Opini Monas Junior : Beda Tipis Media Online dan Media Cetak
ilustrasi. source foto : mediawritingfocus.wordpress.com |
Opini : Monas Junior *
Zaman telah berubah. Media cetak dan media online atau daring (dalam jaringan), sampai saat ini masih "kejar-kejaran" di wilayah mass media.
Lalu apa beda media online dengan media cetak? Well... ternyata tipis. Tak jauh-jauh amat bedanya.

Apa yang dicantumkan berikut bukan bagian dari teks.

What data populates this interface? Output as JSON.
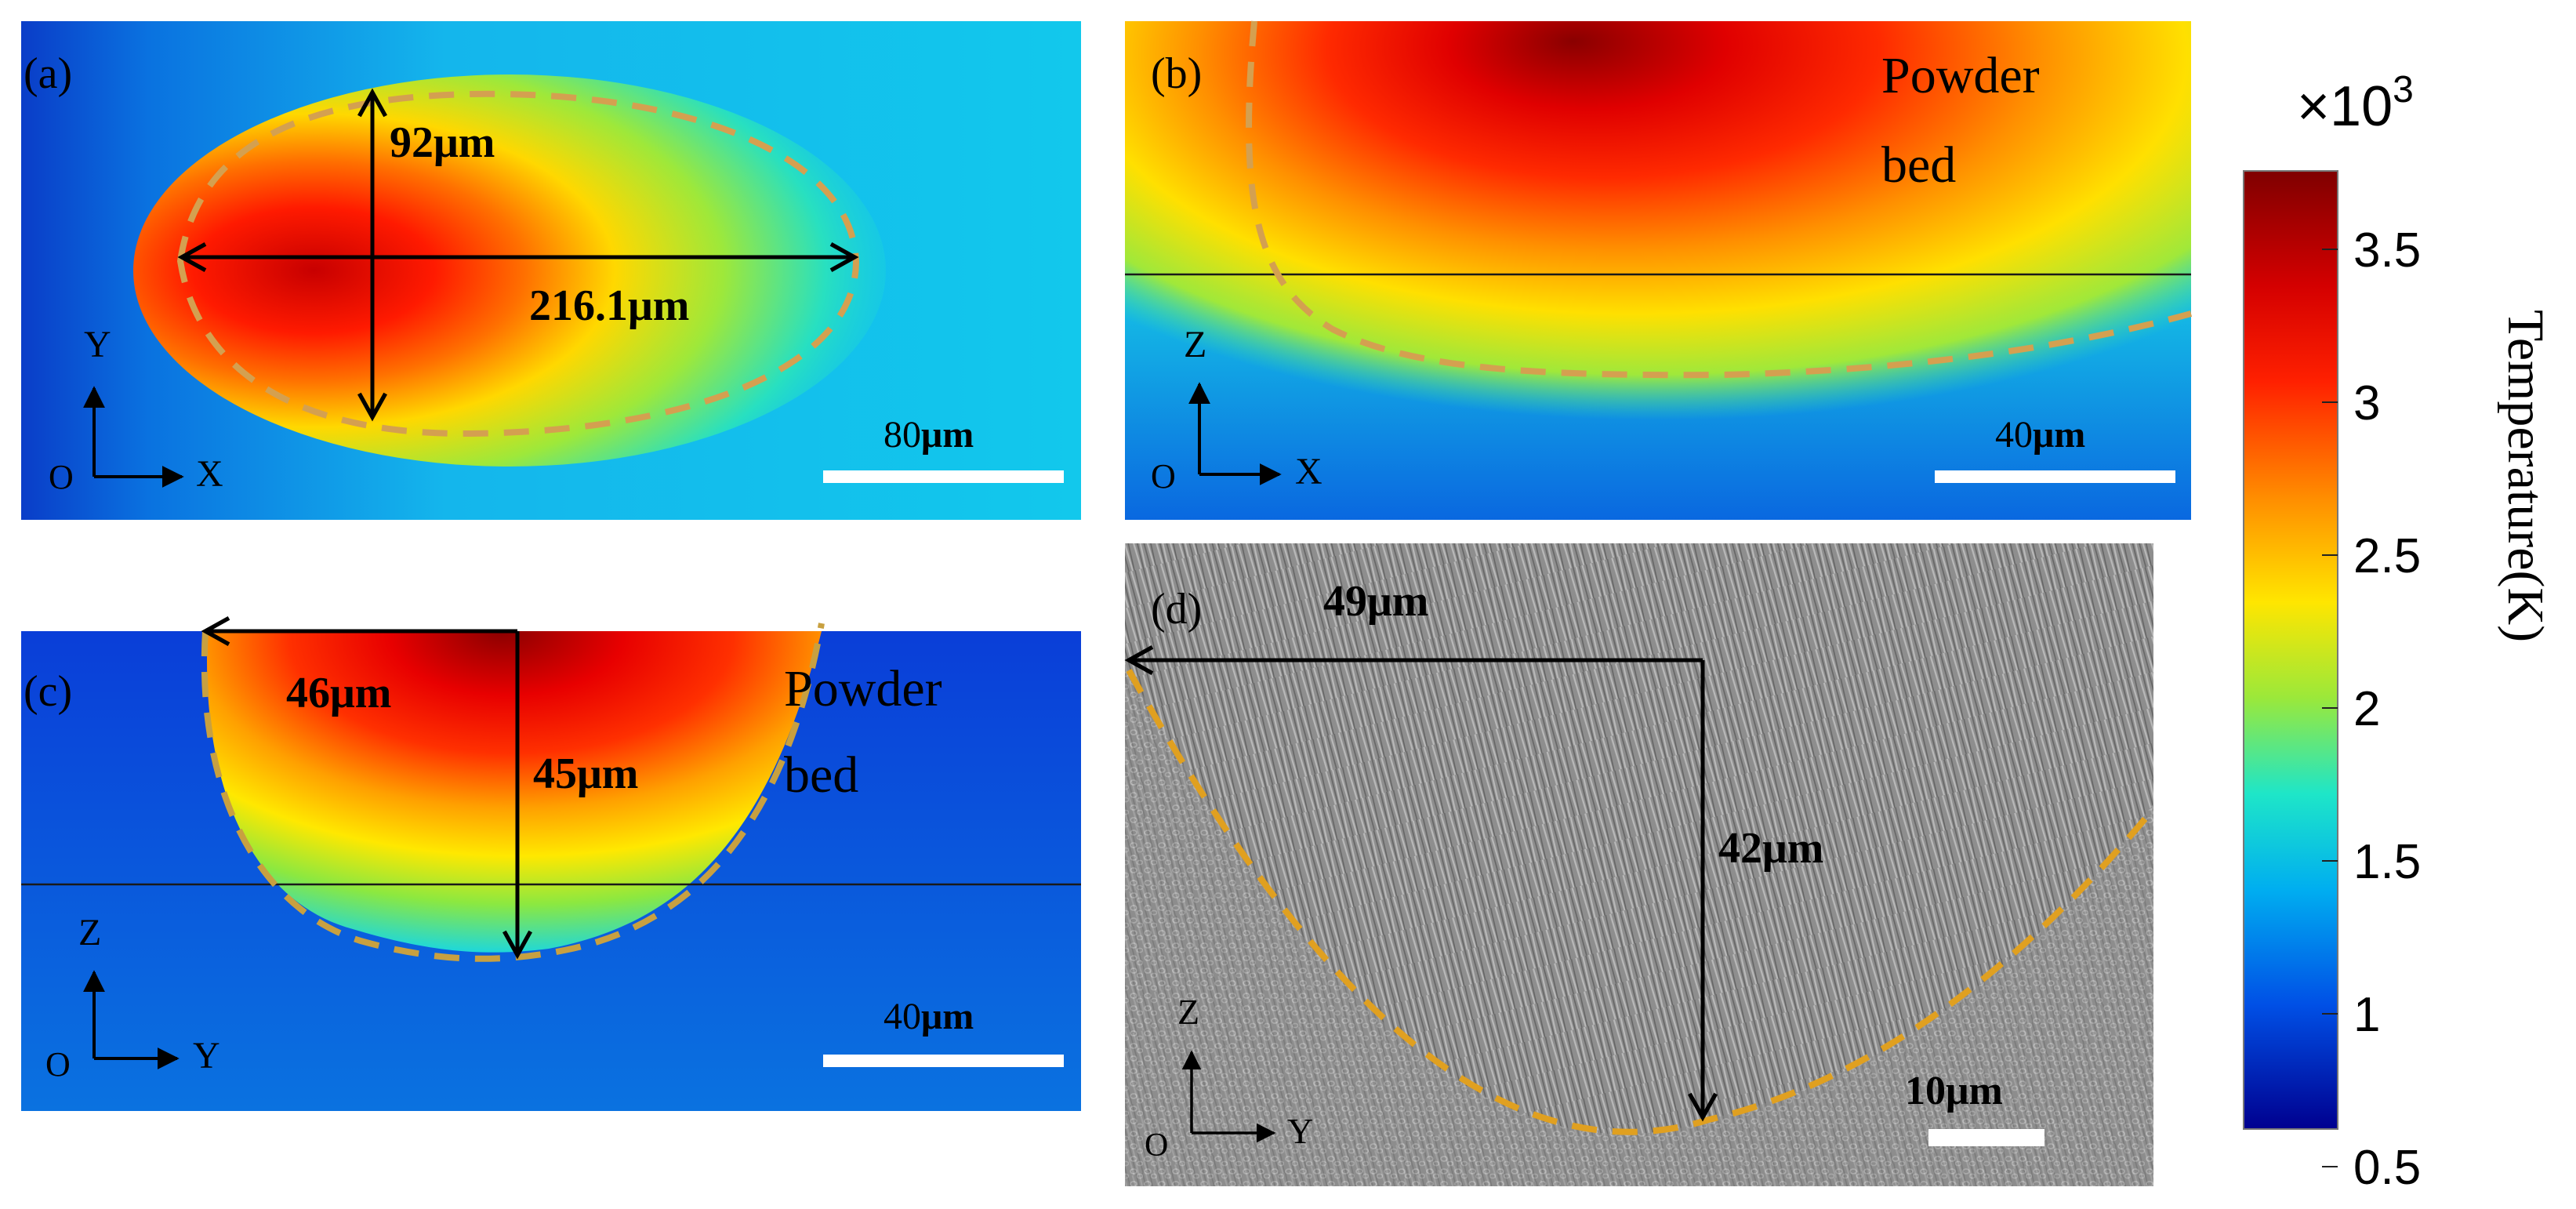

Sama halnya membuat koran, kita butuh banyak hal sebelum koran bisa diluncurkan ke publik. Mulai dari ketersediaan reporter atau wartawan, editor atau redaktur sampai layouter atau desain halaman (proses ini disebut Pra Cetak atau sebelum cetak). Lalu dibutuhkan pula mesin cetak plus tukang cetaknya (Proses Cetak), sampai ekspedisi atau pemasaran koran (Sirkulasi).
Baca juga : Apple Watch 7 Terbaru dan Fiturnya
Dari sini bisa disimpulkan bahwa media cetak seperti koran atau majalah/tabloid, melalui tiga tahapan/proses :
1. Pra Cetak
2. Cetak
3. Sirkulasi
Nah, di media online, juga dibutuhkan tiga bagian penting seperti media cetak. Sama saja, tapi istilah dan cara kerjanya agak beda tipis.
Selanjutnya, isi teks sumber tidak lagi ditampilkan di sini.